How to use two GPUs efficiently

hi, I have two cpus and two gpus, every gpu’s pci-e slot related to each cpu, when I use cudaMemcpy copy the data from host memory to device, How to avoid the gpu using the memory releated to another cpu. In this situation, the performace is low.

thank you.

pin the host process to the CPU that is “closest” to the GPU you want to use.

on linux, two common utilities to do this are numactl and taskset

Both should have man pages on your system that you can read about. I find taskset a little easier to use for quick activities.

It will be important to understand the logical-core to physical-socket mapping. But since you already know there is a perf difference, you can figure it out yourself experimentally.
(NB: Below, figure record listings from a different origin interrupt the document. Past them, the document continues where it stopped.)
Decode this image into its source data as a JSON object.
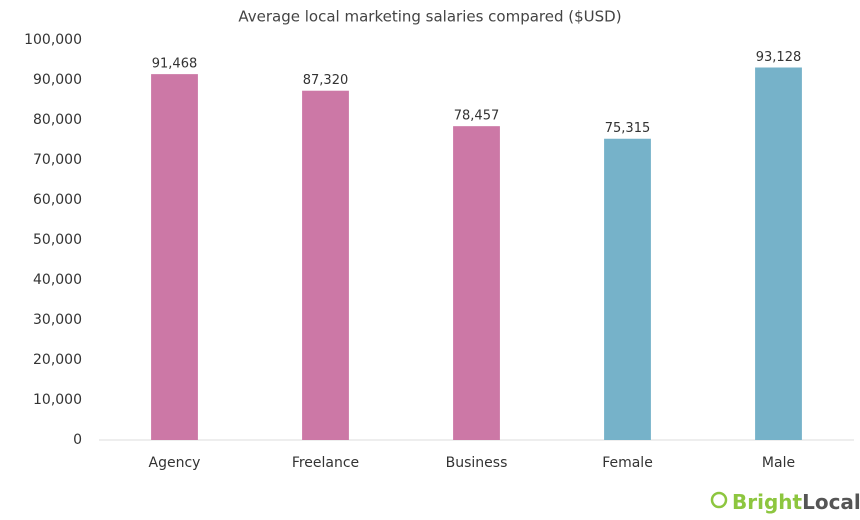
{
  "chart_data": {
    "type": "bar",
    "title": "Average local marketing salaries compared ($USD)",
    "categories": [
      "Agency",
      "Freelance",
      "Business",
      "Female",
      "Male"
    ],
    "values": [
      91468,
      87320,
      78457,
      75315,
      93128
    ],
    "value_labels": [
      "91,468",
      "87,320",
      "78,457",
      "75,315",
      "93,128"
    ],
    "colors": [
      "#cc78a6",
      "#cc78a6",
      "#cc78a6",
      "#76b2c9",
      "#76b2c9"
    ],
    "ylim": [
      0,
      100000
    ],
    "yticks": [
      0,
      {
        "value": 10000,
        "label": "10,000"
      },
      {
        "value": 20000,
        "label": "20,000"
      },
      {
        "value": 30000,
        "label": "30,000"
      },
      {
        "value": 40000,
        "label": "40,000"
      },
      {
        "value": 50000,
        "label": "50,000"
      },
      {
        "value": 60000,
        "label": "60,000"
      },
      {
        "value": 70000,
        "label": "70,000"
      },
      {
        "value": 80000,
        "label": "80,000"
      },
      {
        "value": 90000,
        "label": "90,000"
      },
      {
        "value": 100000,
        "label": "100,000"
      }
    ],
    "grid": false,
    "brand": [
      "Bright",
      "Local"
    ]
  }
}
[url]cudaMemcpyDeviceToHost - slow performance using pinned memory - CUDA Programming and Performance - NVIDIA Developer Forums

The general topic to google on is “process affinity”, it’s not unique or specific to CUDA:

[url]https://www.glennklockwood.com/hpc-howtos/process-affinity.html[/url]

thank you.
I’m working on windows10.
can I use the NUMA(Non Uniform Memory Access Architecture)API to set the memory location?
or I set the host process to the CPU that is “closest” to the GPU. and Other things left to the operating system.

May I have your suggestion?

Thank you.

I’m sure there are many ways to do it. A method analogous to taskset on linux would be start /affinity on windows.

[url]https://blogs.msdn.microsoft.com/santhoshonline/2011/11/24/how-to-launch-a-process-with-cpu-affinity-set/[/url]

I don’t do these sorts of things on windows very much.

Thank you.
Actually, I have only one process and there are two threads in it. one thread control one gpu. In this situation, I set the thread affinity as you described. but how to guarantee the memory is allocated closest to the cpu? it depends on the operating system? or can I do it by programming?